Professor Gilliland, who is also a farmer and director of the agri-feed company, Devenish Nutrition, said smarter metrics were needed to make the industry’s case more coherently in the face of widespread criticism from both the health and environmental lobbies.

He described the emergence of conflicting scientific reports which argued that red meat was good and bad for human health, and said the farming industry needed to challenge these and environmental criticisms by using science and academics.

Professor Gilliland had a receptive audience at the breakfast.

“We are all very passionate about what we do, but passion isn’t going to win this subject,” he said.

“Many people don’t understand what our sector does and the benefits it delivers for human health. We also need to engage about how we deliver environmental health and reduce our footprint.”

Prof Gilliland said the industry could deliver on the environmental challenges but it first needed to understand more clearly what it is being asked to do.

“A lot of people use the phrase net-zero but they don’t understand what it means for our sector,” he said.

He added it was “extraordinary” that greenhouse gas sequestration was not measured on farms, despite last September’s IPCC report concluding that net- zero would not be achieved by 2050 unless farmers were asked to build carbon on their farms and not just reduce emissions.

“I don’t talk about gross emissions or gross sequestration, I talk about net farm carbon and what the net position on the farm is when I add up what I emit and what I lock up,” he said.

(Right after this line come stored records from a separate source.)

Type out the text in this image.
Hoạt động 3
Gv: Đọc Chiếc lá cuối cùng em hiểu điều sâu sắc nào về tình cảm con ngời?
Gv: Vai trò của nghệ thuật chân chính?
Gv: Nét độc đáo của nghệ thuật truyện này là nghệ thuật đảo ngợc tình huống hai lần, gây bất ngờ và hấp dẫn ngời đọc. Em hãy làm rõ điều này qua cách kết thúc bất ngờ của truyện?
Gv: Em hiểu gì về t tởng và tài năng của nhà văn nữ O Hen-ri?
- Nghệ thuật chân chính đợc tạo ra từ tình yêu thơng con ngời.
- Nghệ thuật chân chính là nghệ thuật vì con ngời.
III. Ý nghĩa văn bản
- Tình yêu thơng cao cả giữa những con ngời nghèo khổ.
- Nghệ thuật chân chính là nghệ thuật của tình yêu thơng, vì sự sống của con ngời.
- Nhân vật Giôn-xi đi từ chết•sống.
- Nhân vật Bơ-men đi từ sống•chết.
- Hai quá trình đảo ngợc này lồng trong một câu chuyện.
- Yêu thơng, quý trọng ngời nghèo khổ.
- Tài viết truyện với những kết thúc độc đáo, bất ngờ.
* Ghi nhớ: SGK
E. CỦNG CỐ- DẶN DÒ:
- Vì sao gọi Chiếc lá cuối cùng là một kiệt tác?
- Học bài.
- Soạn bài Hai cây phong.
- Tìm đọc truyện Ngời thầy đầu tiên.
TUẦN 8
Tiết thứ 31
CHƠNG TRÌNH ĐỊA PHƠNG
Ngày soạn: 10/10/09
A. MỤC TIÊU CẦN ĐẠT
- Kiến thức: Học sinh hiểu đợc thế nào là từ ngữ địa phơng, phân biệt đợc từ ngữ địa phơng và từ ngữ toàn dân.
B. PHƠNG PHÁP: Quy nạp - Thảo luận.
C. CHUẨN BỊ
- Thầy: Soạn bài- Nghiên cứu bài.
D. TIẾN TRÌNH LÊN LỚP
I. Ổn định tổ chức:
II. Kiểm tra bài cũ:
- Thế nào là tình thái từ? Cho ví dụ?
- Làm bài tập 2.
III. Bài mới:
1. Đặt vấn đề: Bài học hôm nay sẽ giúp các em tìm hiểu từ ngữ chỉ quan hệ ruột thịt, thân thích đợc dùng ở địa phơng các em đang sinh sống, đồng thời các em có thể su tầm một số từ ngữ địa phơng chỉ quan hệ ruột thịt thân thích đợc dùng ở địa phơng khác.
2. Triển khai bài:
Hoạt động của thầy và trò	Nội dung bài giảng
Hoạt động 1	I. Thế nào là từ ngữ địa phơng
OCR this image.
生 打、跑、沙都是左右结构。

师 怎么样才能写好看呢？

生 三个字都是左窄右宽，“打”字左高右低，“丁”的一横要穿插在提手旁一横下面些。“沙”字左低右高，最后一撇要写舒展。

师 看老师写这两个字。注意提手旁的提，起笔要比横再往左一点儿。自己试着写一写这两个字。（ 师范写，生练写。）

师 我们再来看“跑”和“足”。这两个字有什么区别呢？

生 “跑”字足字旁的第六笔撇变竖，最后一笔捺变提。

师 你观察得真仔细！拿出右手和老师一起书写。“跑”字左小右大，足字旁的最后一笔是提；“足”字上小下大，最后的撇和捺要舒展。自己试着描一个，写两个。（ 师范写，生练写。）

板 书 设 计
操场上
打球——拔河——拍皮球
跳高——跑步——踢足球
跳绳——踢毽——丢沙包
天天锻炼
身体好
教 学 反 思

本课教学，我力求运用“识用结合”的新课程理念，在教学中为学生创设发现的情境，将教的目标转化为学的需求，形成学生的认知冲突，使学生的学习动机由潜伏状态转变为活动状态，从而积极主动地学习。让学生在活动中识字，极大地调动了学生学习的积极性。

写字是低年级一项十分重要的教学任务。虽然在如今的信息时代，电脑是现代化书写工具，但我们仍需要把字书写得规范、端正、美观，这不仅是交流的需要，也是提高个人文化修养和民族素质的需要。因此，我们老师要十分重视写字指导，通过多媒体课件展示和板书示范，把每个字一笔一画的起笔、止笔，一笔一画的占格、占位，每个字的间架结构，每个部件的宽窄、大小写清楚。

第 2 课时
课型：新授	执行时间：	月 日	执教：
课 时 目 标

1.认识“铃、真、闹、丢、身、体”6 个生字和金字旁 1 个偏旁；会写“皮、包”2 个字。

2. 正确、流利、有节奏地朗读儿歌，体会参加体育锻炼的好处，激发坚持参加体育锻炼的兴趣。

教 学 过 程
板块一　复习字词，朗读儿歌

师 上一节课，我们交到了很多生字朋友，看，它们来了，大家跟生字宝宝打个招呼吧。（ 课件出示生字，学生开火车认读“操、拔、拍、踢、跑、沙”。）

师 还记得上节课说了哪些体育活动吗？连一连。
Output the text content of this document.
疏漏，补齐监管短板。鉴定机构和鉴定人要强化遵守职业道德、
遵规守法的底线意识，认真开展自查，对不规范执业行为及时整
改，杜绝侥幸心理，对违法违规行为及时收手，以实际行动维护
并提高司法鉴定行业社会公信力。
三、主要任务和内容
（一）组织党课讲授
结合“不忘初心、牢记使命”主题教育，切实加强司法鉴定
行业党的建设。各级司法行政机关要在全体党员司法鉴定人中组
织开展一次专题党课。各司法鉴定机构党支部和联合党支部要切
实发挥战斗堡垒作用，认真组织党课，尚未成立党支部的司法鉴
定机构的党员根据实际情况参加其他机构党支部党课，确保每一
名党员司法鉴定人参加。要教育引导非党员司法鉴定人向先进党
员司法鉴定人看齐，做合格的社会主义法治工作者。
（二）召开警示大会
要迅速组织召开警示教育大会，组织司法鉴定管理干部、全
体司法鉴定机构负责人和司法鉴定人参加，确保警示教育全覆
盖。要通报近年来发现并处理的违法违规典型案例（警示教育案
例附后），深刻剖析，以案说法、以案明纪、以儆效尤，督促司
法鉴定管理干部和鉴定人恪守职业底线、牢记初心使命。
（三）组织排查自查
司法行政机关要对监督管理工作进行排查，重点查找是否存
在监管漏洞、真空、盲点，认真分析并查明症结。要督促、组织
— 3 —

He described grazing trials which had been taking place in Ireland over the last four years.

“In that time we’ve achieved a 65% reduction in nitrogen, a 20% improvement in average daily weight gain of both beef and lamb – beef 17% and lamb 34% – and lambs are going to slaughter 43 days earlier off multi-species rather than perennial ryegrass.

“And we’ve increased the earthworm population by 300%.

“If I do a profitability on that, this is a win, win, win.”